For those that have worked with Exchange for 20 years or are new to Exchange or Exchange Online (Office 365) PowerShell scripting is must have skill. Back in Exchange 2003 and early days you could, and had to do, almost everything from a GUI. Then Exchange 2007 came out and things changed. You still had a GUI, but it had only about ~80% of the administrative features in it, which left ~20% in the new command line scripting interface, PowerShell. Those that had been using VBScript and other languages to carry out bulk task in Exchange were very pleased with PowerShell since it greatly simplified their scripts and work. Administrators for large Exchange implementation were also thrilled to have a much more powerful CLI to carry out bulk tasks. On the other hand, many Exchange admins were not happy about the lack of some feature in the GUI and were reluctant to learn “coding” or scripting to do the rest. Here we are 10 years later and PowerShell is MUST have skill for Exchange, Windows, and many other Microsoft infrastructure administrators. For administrators of Exchange Online\Office 365, this is also a must have skill since there are less feature in the GUI\web admin console (Exchange Admin Center/Exchange Control Panel) for Exchange Online then there are in Exchange 2016, currently. Office 365, or BPOS at the time, was a major driver for PowerShell and why Exchange 2007 was the 1st Microsoft server application to use it. Microsoft needed a way to easily automate task across 10,000s of servers.

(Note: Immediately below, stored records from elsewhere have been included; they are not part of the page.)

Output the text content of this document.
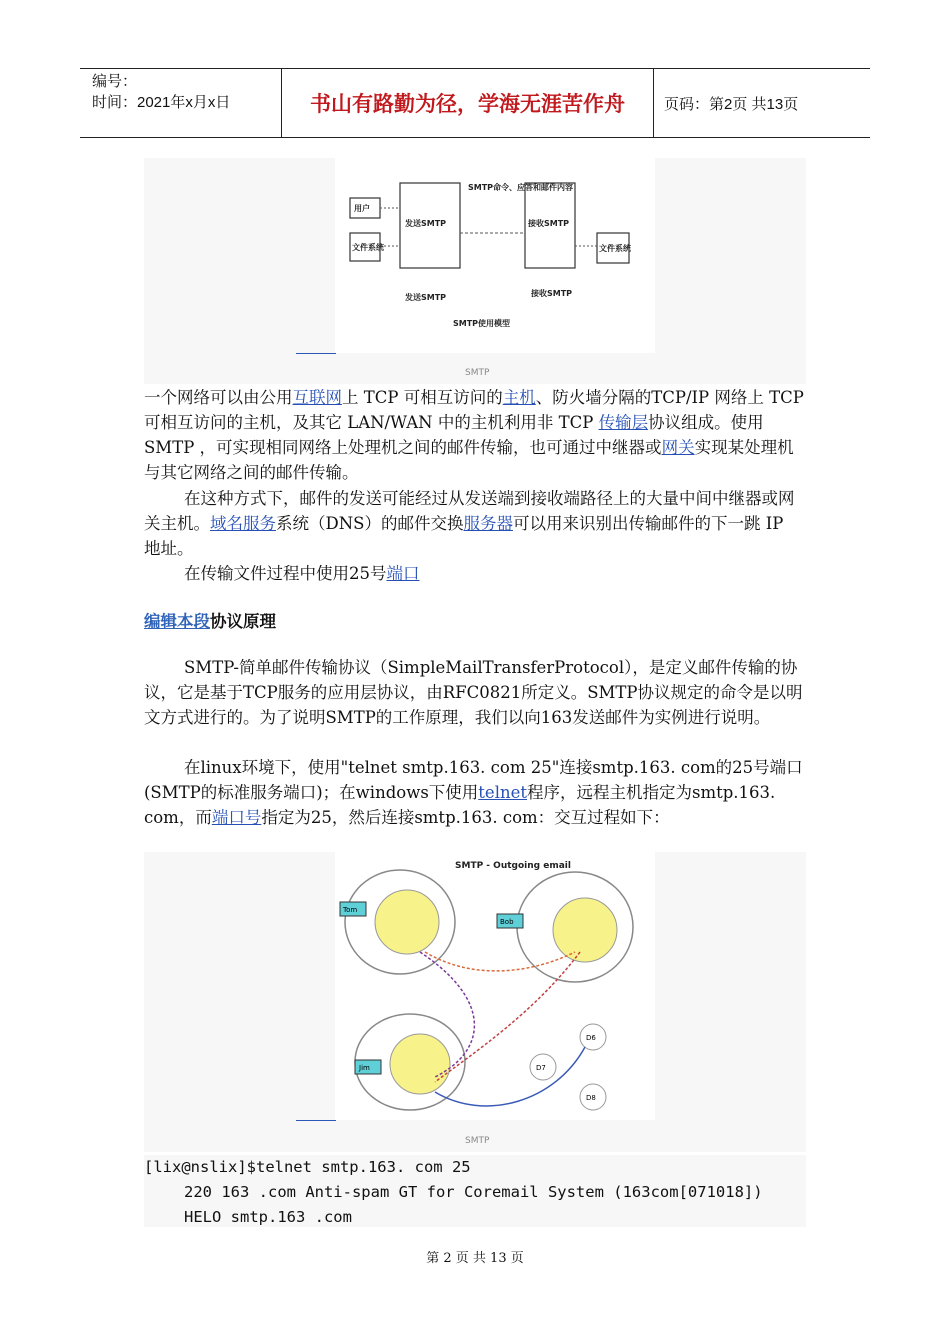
编号：
时间：2021年x月x日	书山有路勤为径，学海无涯苦作舟	页码：第2页 共13页
用户
文件系统
发送SMTP	接收SMTP
文件系统
SMTP命令、应答和邮件内容
发送SMTP	接收SMTP
SMTP使用模型
SMTP

一个网络可以由公用互联网上 TCP 可相互访问的主机、防火墙分隔的TCP/IP 网络上 TCP 可相互访问的主机，及其它 LAN/WAN 中的主机利用非 TCP 传输层协议组成。使用 SMTP ，可实现相同网络上处理机之间的邮件传输，也可通过中继器或网关实现某处理机与其它网络之间的邮件传输。

在这种方式下，邮件的发送可能经过从发送端到接收端路径上的大量中间中继器或网关主机。域名服务系统（DNS）的邮件交换服务器可以用来识别出传输邮件的下一跳 IP 地址。

在传输文件过程中使用25号端口

编辑本段协议原理

SMTP-简单邮件传输协议（SimpleMailTransferProtocol），是定义邮件传输的协议，它是基于TCP服务的应用层协议，由RFC0821所定义。SMTP协议规定的命令是以明文方式进行的。为了说明SMTP的工作原理，我们以向163发送邮件为实例进行说明。

在linux环境下，使用"telnet smtp.163. com 25"连接smtp.163. com的25号端口(SMTP的标准服务端口)；在windows下使用telnet程序，远程主机指定为smtp.163. com，而端口号指定为25，然后连接smtp.163. com：交互过程如下：

SMTP - Outgoing email
Tom
Bob
Jim
D6
D7
D8
SMTP

[lix@nslix]$telnet smtp.163. com 25

220 163 .com Anti-spam GT for Coremail System (163com[071018])

HELO smtp.163 .com

第 2 页 共 13 页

The book Practical PowerShell: Exchange Server 2016 was written by Damian Scoles (Blog: https://justaucguy.wordpress.com/) and Dave Stork (Blog: https://dirteam.com/dave/) who are fellow Exchange (or technically Office Servers and Services) MVPs. They ask me in late 2016 to be a technical reviewer of the book, along with Michel De Rooij (Blog: https://eightwone.com/), and I was happy to help since Exchange has been my passion since I installed the beta version of Exchange 4.0 in 1995. There are many different books on PowerShell out there and even on Exchange PowerShell, but one thing with technology and software is that it is contently changing. This book is THE BEST PLACE to get started or to use as a refence for PowerShell for Exchange 2016 or Exchange Online (which uses Exchange 2016). If your organization is still on Exchange 2010 or 2013 this is also an excellent book, but keep in mind that PowerShell cmdlets have changed with each version so not all example will work on previous versions of Exchange.

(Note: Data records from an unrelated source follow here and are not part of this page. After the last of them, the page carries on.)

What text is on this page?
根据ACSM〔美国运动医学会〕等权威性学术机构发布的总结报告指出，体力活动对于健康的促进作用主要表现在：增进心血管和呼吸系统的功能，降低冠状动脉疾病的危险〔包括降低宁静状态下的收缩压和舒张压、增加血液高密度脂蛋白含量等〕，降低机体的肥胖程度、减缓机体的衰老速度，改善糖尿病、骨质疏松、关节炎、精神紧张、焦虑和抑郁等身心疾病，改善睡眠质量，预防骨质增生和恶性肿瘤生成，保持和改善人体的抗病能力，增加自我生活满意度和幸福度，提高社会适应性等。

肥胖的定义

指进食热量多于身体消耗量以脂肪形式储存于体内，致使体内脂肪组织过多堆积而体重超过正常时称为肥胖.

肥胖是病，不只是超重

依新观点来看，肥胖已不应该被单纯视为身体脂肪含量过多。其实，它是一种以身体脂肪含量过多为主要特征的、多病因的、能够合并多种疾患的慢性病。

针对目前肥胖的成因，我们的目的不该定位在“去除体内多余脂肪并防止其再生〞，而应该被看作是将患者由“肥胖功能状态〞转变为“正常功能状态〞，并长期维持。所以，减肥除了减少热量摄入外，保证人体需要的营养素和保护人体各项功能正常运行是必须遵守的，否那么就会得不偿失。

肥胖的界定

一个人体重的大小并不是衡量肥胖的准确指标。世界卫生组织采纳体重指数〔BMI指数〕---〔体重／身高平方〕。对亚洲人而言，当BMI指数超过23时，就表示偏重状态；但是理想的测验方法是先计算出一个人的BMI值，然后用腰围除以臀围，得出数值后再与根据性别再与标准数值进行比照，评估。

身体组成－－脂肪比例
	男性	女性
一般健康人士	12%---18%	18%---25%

The book starts out with the basics of PowerShell, covering key features like variables, arrays, loops, functions, working with files, and the various PowerShell tools, like PowerShell ISE. Then it moves to formatting, building your most basic scripts, what’s new and changed in 2016, and using some basic script to connect to Exchange. All aspect of Exchange PowerShell are covered across the book’s eighteen chapters, which are broken out by areas; like Mail Flow, Users, Mobile Devices, Migrations, etc. The structure of the books allows you to pick it up and jump into the chapter that is related to the area you need to learn more about. It contains countless script examples and cmdlets (I check all of them in the 2nd half of the book) that can be the basis for your own scripts and will provides ideas on how to do many things that admins might not have thought of before. Real world examples are used thought the book and it should be on the top of any Exchange admins desk.
On the https://www.practicalpowershell.com/ website you can purchase the PDF and physical copy of the book. I suggest both, I still find having physical copies of technical books beneficial since I like to flip through them looking for things and ideas and then the PDF copy is ideal for search on terms, like cmdlets, and copy and pasting code from.